I'm starting to learn a little bit about SIMD intrinsics. I noticed that for some functions there is an aligned and an unaligned version, for example _mm_store_si128
and _mm_storeu_si128
. My question is, do these functions perform differently, and if not why are there two different versions?
I'd say "always align (wherever possible)", this way you are covered no matter what. Some platforms do not support unaligned access, others will have substantial performance degradation. If you go for aligned access you will have optimal performance in any case. There might be a small cost of memory on some platforms, but it is well worth it, because if you go SIMD that means you go for performance. I can think of no reason why one should implement unaligned code path. Maybe if you have to deal with some old design, which wasn't built with SIDM in mind, but I'd say the odds of that are slim to none.
I'd say the same applies to scalars as well, proper alignment is proper in any case, and saves you some trouble when achieving optimal performance...

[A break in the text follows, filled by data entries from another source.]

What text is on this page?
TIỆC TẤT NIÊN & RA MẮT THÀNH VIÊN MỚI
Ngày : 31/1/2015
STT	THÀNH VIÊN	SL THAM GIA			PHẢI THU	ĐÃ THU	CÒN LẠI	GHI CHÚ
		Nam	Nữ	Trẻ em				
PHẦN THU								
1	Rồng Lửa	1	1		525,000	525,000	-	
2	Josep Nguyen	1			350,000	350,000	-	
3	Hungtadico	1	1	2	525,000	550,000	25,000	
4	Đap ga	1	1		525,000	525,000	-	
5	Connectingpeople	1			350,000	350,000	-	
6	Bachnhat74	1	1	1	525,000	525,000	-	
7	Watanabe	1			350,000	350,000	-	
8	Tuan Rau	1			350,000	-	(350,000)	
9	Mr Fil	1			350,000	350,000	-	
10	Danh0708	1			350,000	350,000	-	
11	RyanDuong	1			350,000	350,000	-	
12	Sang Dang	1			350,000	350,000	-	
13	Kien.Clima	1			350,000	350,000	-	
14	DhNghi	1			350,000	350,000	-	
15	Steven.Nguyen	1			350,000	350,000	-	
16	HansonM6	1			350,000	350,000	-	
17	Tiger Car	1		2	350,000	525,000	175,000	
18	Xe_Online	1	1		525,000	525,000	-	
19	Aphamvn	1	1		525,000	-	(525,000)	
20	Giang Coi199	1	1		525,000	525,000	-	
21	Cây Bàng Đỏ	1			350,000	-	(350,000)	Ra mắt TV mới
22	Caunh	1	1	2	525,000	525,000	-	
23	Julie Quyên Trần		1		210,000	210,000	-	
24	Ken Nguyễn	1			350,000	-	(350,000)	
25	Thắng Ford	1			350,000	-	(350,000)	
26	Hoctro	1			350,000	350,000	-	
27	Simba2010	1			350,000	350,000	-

As of why unaligned access might be slower or even unsupported - it is because of how hardware works. Say you have a 64bit integer, and a 64bit memory controller, if your integer is properly aligned, the memory controller can access it in a single swoop. But if it is offset, the memory controller will have to do 2 operations, plus the CPU may need to shift data around to compose it properly. And since that is suboptimal, some platforms don't even support it implicitly, as the means to enforce efficiency.